(Paris) La France a renforcé sa présence militaire jeudi en Méditerranée orientale, en soutien à la Grèce, face à la Turquie qui est déterminée à pousser son avantage dans l’exploration d’hydrocarbures, marquant une nouvelle escalade dans les tensions avec Ankara.

Agence France-Presse

Paris a aussi condamné une frappe aérienne turque en Irak, tandis que le président turc Recep Tayyip Erdogan accusait son homologue Emmanuel Macron de visées « coloniales » au Liban.

La France a déployé « temporairement » deux chasseurs Rafale en Crète, arrivés de Chypre où ils étaient depuis lundi, et deux navires de guerre (le porte-hélicoptères Tonnerre, qui était en route vers Beyrouth où il est attendu vendredi pour apporter de l’aide après l’explosion meurtrière du 4 août, et la frégate La Fayette) en Méditerranée orientale, pour marquer « sa volonté de faire respecter le droit international », a annoncé Paris.

Les tensions se sont renforcées ces derniers jours dans cette zone riche en hydrocarbures, Athènes accusant Ankara d’y effectuer des recherches énergétiques illégales dans ses eaux.

Emmanuel Macron a déploré mercredi « les tensions provoquées par les décisions unilatérales de la Turquie en matière d’exploration pétrolière ». Il a aussi appelé à une « plus grande concertation » entre Ankara et Athènes sous médiation allemande.

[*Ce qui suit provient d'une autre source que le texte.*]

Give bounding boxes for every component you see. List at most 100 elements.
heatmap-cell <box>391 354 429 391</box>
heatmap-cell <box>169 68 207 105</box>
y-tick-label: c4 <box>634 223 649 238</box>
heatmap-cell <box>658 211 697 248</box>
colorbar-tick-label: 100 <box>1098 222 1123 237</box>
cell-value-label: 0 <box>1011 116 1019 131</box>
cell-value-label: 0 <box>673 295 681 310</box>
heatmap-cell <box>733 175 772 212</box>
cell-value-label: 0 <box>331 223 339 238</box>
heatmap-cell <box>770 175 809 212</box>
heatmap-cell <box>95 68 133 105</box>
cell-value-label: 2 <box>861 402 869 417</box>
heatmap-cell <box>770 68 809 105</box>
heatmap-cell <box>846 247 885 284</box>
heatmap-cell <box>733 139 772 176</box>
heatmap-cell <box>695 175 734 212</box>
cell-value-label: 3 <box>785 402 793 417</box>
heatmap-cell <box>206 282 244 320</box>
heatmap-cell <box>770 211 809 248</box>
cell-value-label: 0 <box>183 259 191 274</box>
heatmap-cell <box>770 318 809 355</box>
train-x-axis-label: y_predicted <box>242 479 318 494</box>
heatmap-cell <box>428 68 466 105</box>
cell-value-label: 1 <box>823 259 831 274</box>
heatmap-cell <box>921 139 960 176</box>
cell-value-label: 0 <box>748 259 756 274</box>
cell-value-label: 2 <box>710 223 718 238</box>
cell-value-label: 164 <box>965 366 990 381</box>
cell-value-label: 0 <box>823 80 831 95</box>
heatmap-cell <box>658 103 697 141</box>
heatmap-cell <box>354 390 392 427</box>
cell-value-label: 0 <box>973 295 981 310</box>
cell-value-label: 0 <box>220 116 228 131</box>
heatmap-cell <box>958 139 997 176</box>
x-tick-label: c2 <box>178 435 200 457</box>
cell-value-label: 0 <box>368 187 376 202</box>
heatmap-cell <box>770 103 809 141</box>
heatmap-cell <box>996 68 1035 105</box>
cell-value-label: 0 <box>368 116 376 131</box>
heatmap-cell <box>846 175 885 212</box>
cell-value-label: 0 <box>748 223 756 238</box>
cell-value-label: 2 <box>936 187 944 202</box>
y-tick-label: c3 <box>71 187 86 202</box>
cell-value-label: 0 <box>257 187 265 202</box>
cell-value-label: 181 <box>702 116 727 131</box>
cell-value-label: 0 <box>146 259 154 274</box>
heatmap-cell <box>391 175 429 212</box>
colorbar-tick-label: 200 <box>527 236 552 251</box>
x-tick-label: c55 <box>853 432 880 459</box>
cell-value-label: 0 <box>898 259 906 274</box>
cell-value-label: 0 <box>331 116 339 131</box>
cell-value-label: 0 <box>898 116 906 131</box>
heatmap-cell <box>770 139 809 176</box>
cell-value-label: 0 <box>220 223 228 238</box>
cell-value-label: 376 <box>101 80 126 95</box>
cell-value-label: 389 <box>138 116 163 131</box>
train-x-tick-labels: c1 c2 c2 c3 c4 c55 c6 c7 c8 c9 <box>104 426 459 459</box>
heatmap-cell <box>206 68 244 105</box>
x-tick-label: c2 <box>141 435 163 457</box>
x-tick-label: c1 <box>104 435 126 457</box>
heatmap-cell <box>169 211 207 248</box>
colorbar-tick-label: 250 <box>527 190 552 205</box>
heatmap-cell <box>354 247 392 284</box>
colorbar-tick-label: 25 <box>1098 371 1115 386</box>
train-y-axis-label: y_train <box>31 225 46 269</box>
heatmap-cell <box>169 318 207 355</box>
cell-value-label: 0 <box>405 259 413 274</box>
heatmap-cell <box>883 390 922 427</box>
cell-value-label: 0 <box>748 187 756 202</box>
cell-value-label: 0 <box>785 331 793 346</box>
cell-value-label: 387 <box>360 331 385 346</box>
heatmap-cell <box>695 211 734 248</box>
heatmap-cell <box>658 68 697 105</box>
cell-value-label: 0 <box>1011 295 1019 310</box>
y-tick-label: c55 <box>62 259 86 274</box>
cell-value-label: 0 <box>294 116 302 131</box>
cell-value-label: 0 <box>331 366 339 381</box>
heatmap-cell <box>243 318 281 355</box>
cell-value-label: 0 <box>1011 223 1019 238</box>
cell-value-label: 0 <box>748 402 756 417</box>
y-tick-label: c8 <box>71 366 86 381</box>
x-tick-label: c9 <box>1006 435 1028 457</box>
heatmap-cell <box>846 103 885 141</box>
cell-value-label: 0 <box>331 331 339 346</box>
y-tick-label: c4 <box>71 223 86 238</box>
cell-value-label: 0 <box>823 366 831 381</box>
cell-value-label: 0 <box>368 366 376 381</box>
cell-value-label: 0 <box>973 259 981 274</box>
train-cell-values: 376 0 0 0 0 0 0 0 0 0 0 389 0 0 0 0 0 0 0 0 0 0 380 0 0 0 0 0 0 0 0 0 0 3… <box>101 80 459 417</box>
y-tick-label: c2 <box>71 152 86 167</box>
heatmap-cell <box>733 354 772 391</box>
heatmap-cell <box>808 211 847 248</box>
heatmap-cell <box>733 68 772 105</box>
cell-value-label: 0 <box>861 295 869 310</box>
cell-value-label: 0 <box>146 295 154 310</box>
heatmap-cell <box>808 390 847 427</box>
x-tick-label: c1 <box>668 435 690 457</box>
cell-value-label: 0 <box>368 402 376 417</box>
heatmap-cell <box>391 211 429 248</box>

La découverte ces dernières années de vastes gisements gaziers en Méditerranée orientale a aiguisé l’appétit des pays riverains et renforcé les tensions entre la Turquie et la Grèce, toutes deux membres de l’OTAN mais en désaccord sur la délimitation de leurs frontières maritimes.

Ambition régionale

La situation s’est détériorée lundi après l’envoi par Ankara d’un navire de recherche sismique, escorté par des bâtiments de guerre, dans le sud-est de la mer Égée. La marine grecque est également présente dans la zone.

PHOTO HANDOUT, AFP

Le navire de recherche sismique turc Oruç Reis

Recep Tayyip Erdogan a prévenu jeudi soir qu’une attaque contre un navire d’exploration turc se payerait au « prix fort », laissant entendre qu’un incident s’était déjà produit.

« Nous leur avons dit “Ne pensez même pas à attaquer l’Oruç Reis, vous payerez le prix fort si vous attaquez notre Oruç Reis”. Et ils ont eu la première réponse aujourd’hui », a déclaré le président turc dans un discours devant son parti, sans donner aucun détail.

Interrogé par l’AFP, le ministère grec de la Défense a nié tout incident.

Plus tôt dans la journée, M. Erdogan avait annoncé s’être entretenu avec la chancelière Angela Merkel. « Il a plaidé pour un règlement des problèmes dans le cadre du droit international et des principes de dialogue et d’équité », a déclaré Ankara. La chancellerie allemande a confirmé l’entretien, sans plus de précisions.

Le président turc a par ailleurs lancé une nouvelle charge contre Emmanuel Macron après le déplacement très médiatisé de son homologue à Beyrouth, deux jours après l’explosion monumentale qui a ravagé le port et nombre d’autres quartiers de la capitale libanaise.

« Ce que Macron et compagnie veulent, c’est rétablir l’ordre colonial » au Liban, a-t-il affirmé, reprochant au président français de « faire le spectacle devant les caméras ».

Emmanuel Macron n’a de cesse de son côté de dénoncer les ambitions régionales de la Turquie, l’accusant de « violer » la souveraineté de la Grèce et Chypre et d’avoir « une responsabilité criminelle » dans le conflit libyen.

En juin, la France avait reproché à la marine turque d’avoir menacé un de ses bâtiments de guerre au cours d’une mission pour faire respecter l’embargo sur les armes à destination de la Libye et pris l’OTAN à témoin de cet incident. Le président Macron avait au passage de nouveau jugé l’alliance en état de « mort cérébrale », faute de pouvoir empêcher de tels incidents entre ses membres.

La France a par ailleurs demandé jeudi que « toute la lumière » soit faite sur un tir de drone turc dans lequel deux gradés de haut rang irakiens ont été tués mardi.

L’armée turque, qui procède depuis des semaines à des frappes aériennes contre le Parti des travailleurs du Kurdistan (PKK, opposition kurde en Turquie) au Kurdistan d’Irak, estime être dans son droit face à une organisation « terroriste ».  

L’Irak dénonce pour sa part une « violation » de sa souveraineté et réclame le retrait des soldats turcs de son territoire.